Sem o filho e sofrendo ameaças de morte
Além de perder a guarda da criança, Bárbara precisou registrar um boletim de ocorrência no dia 11 de maio devido ao número de ameaças de morte que passou a receber na internet.
O Brasil é o país que mais mata pessoas trans no mundo. Segundo dados da Associação Nacional de Travestis e Transexuais (Antra), em 2020, 175 travestis e mulheres transexuais foram assassinadas. A alta é de 41% em relação ao ano anterior, quando foram registrados 124 homicídios.
Fundamentos do ECA
Assim como a denúncia que fez com que Bárbara Pastana perdesse a guarda do seu filho está prevista no artigo 232 do Estatuto da Criança e do Adolescente (ECA), a premissa do estatuto é de que a criança tenha ainda a sua saúde, segurança e bem-estar garantidos.
Bárbara contesta a conduta do Conselho Tutelar do Pará. Segundo ela, nenhuma conversa prévia foi feita e o seu filho foi retirado do convívio não apenas com ela, mas com a avó com que mora.
Pastana lembra ainda que a maternidade não é pronta, mas sim construída com erros e acertos e que, apesar de o caso ter chegado a muitas pessoas como uma situação vexatória, foi uma tentativa de dizer ao Joaquim que ele não deveria rir de uma pessoa, porque ela usa uma peruca diferente e que se porventura ela se excedeu no ato, gostaria de ser aconselhada, mas não punida com a ausência do seu filho.
Eu não nasci mãe, aliás ninguém nasce mãe, as pessoas vão aprendendo
"Eu não nasci mãe, aliás ninguém nasce mãe, as pessoas vão aprendendo e elas se tornam, se formam grandes mulheres, grandes mães no decorrer da vida e foi assim mesmo comigo".
Outro ponto levantado pela ativista é que a criança não está acompanhando as aulas online no seu lar temporário e que em nenhum momento foi levado em consideração o ambiente familiar que o menino tinha.
"Ele estuda em uma escola boa e está em processo de alfabetização perdendo aula. Ele tem amigos, uma família, e essa parte ninguém vê. Essa fiscalização quanto ao bem-estar do meu filho quem me ameaça na internet não liga. A única coisa em que focaram era no fato de que ele tem uma mãe trans", diz ela.
Decisão precisa ser revista
Para Amanda Oliveira, advogada especialista em Direito das Famílias e Sucessões, mãe e ativista dos direitos humanos, a saúde, segurança e bem-estar devem ser as coisas mais importantes quando se fala em cuidado de crianças e adolescentes e que o caso de Bárbara deveria ser reavaliado com mais cuidado.

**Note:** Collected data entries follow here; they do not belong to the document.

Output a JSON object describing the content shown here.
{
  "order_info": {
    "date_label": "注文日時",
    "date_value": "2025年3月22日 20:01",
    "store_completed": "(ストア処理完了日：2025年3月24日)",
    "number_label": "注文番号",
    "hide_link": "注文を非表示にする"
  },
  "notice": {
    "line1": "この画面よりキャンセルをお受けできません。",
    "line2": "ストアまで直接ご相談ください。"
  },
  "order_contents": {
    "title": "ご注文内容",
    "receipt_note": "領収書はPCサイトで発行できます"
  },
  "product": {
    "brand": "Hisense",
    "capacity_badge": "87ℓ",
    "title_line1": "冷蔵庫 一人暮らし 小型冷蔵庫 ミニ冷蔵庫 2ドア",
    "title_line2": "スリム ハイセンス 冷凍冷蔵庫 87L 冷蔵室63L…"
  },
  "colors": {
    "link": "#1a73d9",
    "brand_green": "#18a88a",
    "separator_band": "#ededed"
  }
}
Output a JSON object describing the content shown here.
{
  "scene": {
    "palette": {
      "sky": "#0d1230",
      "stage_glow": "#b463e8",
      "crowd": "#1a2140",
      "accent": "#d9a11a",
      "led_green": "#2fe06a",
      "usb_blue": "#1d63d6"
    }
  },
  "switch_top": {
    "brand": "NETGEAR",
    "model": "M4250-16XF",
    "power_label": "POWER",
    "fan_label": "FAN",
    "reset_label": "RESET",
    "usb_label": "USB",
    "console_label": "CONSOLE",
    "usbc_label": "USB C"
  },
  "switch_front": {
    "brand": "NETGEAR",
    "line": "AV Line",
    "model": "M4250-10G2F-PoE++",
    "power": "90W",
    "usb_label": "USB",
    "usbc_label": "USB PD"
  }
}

"Caberia uma análise mais aprofundada, inclusive, uma revogação dessa medida caso seja comprovado que a criança não passou por uma situação vexatória e que isso na verdade foi uma demonstração pedagógica de como não devemos praticar atos excludentes. Ao que me parece, essa mãe simplesmente estava educando seu filho dizendo o seguinte: "Você não deve excluir ninguém por conta de qualquer característica física que um outro indivíduo que pertence à nossa sociedade apresente".
A mãe do menino pede ainda que o Conselho Tutelar leve em conta toda o cotidiano compartilhado por ela com a criança e avó da crianças nas redes sociais. "Por que tirar a criança da mãe por um fato isolado já que tem uma história de sete anos nas redes sociais que mostram que meu filho recebe todo o amor e carinho", afirma.
A advogada Amanda Oliveira, acredita que a decisão de tirar a criança da mãe, mesmo que provisório, precisa ser revista.
"Que decisão é essa que deveria ser imparcial e com foco na decisão da criança e do adolescente, que permite que ela seja retirada do seu lar onde ela tem todas as estruturas e seja colocada em um lar substituto – mesmo que de maneira provisória e não definitiva –, mas que a sua saúde, a sua segurança e o seu bem-estar não sejam completamente providos?".
Assim, o menino continua longe da mãe obedecendo a uma decisão, que segundo entendimento da lei, é para o seu próprio bem.
A reportagem entrou em contato com a Prefeitura de Belém e o Conselho Tutelar de Belém acerca do caso, mas até o fechamento desta reportagem, eles não responderam aos nossos questionamentos.